Janos est donc considéré comme incurable. Ce mot est légalement essentiel pour justifier une demande. Dans la loi, il est précisé ceci : la souffrance doit être physique ou psychique. Et ceci fait débat. 2% des patients euthanasiés souffraient uniquement d’une maladie mentale, mais étaient-ils vraiment incurables ? La réponse n'est pas évidente. "On n'a pas de marqueur biologique, on n'a pas de test qui nous permette de définir qu'une maladie est incurable ou pas. Ma demande, c'est surtout qu'on soit très rigoureux et qu'on évite cette dérive de la loi qui est, pour certains, une sorte du suicide assisté", explique Pierre Oswald, directeur du service de psychiatrie de l’hôpital Erasme. 

Si nous n'avons pas les moyens d'assumer cette tâche, la loi en elle-même peut être préjudiciée

Chaque cas doit être justifié précisément par au moins deux médecins dans un document qui est ensuite contrôlé par la Commission euthanasie. Problème : l’afflux est difficile à suivre. La Commission a reçu près de 4.000 documents à contrôler l’an dernier. "La commission recevait quelque 350 déclarations par an lorsqu'elle a été instituée. Aujourd'hui, c'est quasiment 350 par mois. On est toujours au bord de la rupture", confie Jacqueline Herremans, présidente de la Commission euthanasie. 

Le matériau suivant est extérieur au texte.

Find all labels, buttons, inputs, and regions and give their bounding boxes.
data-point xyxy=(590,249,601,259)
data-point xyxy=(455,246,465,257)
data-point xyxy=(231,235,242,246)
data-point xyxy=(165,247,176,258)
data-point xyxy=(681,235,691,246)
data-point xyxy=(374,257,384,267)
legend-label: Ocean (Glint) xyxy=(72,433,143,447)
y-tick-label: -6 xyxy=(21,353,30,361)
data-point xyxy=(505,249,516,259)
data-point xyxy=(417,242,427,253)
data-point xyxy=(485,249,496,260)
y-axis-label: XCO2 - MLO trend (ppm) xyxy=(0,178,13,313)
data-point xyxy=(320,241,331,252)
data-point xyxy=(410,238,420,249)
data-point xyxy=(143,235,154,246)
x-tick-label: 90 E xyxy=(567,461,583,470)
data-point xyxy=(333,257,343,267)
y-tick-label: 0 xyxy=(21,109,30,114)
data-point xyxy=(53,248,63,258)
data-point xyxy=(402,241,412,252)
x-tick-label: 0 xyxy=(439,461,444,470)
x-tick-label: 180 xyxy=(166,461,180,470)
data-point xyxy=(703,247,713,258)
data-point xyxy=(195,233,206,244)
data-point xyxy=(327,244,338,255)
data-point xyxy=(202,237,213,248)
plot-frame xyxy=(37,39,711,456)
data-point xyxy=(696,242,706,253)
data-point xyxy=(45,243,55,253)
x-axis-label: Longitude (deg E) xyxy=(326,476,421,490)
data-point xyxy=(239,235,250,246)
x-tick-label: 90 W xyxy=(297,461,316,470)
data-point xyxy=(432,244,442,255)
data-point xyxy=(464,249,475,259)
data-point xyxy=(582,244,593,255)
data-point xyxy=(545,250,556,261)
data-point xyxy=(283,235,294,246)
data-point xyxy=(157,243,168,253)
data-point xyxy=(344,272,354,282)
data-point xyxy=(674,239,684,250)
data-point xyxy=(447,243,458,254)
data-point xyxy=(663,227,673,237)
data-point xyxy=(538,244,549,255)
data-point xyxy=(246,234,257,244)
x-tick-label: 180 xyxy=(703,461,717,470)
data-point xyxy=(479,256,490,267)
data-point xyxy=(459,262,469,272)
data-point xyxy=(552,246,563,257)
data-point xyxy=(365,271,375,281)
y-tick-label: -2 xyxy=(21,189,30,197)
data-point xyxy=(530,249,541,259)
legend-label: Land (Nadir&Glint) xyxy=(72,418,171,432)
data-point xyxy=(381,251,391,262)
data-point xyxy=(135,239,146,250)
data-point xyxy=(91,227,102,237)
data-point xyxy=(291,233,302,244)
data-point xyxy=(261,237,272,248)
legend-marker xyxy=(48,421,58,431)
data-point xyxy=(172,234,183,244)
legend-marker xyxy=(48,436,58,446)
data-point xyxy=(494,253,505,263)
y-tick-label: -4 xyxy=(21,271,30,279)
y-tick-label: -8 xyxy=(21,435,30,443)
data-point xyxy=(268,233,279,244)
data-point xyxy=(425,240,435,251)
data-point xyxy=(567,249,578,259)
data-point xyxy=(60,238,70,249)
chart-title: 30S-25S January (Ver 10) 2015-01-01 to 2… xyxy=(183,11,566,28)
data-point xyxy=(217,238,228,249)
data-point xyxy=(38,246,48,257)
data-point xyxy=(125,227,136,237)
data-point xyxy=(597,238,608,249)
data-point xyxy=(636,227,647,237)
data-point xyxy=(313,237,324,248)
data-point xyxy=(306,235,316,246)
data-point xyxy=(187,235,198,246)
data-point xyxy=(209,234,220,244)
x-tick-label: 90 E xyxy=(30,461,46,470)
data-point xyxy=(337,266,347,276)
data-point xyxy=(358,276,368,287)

Charge de travail trop importante et manque de moyens, n’est-ce pas le terrain propice à des erreurs ? "C'est notre crainte et c'est pour ça qu'on a tiré la sonnette d'alarme. Si nous n'avons pas les moyens d'assumer cette tâche, la loi en elle-même peut être préjudiciée", réagit cette dernière. 

Les plus vulnérables, plus nombreux à demander l'euthanasie 

Le docteur De Locht reçoit des demandes d’euthanasie tous les jours. Si certaines demandes sont recevables, ce médecin reçoit aussi des demandes plus étonnantes... fondées sur le budget. "C'est rare, mais il y en a qui m'ont dit : "Je ne m'en sors plus financièrement", ou "Je suis poursuivi par la police". Là, évidemment, la conversation est très vite terminée. Je leur dis poliment qu'heureusement, nous ne faisons pas ça", explique-t-il. 

Être euthanasié pour des raisons économiques, c’est évidemment interdit. Pourtant, Pascale Favre, médecin et philosophe, vient de publier un ouvrage. Selon elle, les populations vulnérables sont surreprésentées dans les chiffres. "La pression est plus forte sur cette catégorie de personnes. Évidemment que si on n'est pas bien pris en charge, on va demander plus facilement à mourir parce qu'évidemment, personne ne veut souffrir", explique-t-elle.  

En vingt-et-un ans, plus de 37.000 cas ont été contrôlés. Un seul a été envoyé au parquet. Il n’est donc pas question de revoir une loi qui a fait ses preuves, mais d’accroître la vigilance face aux demandes toujours plus nombreuses.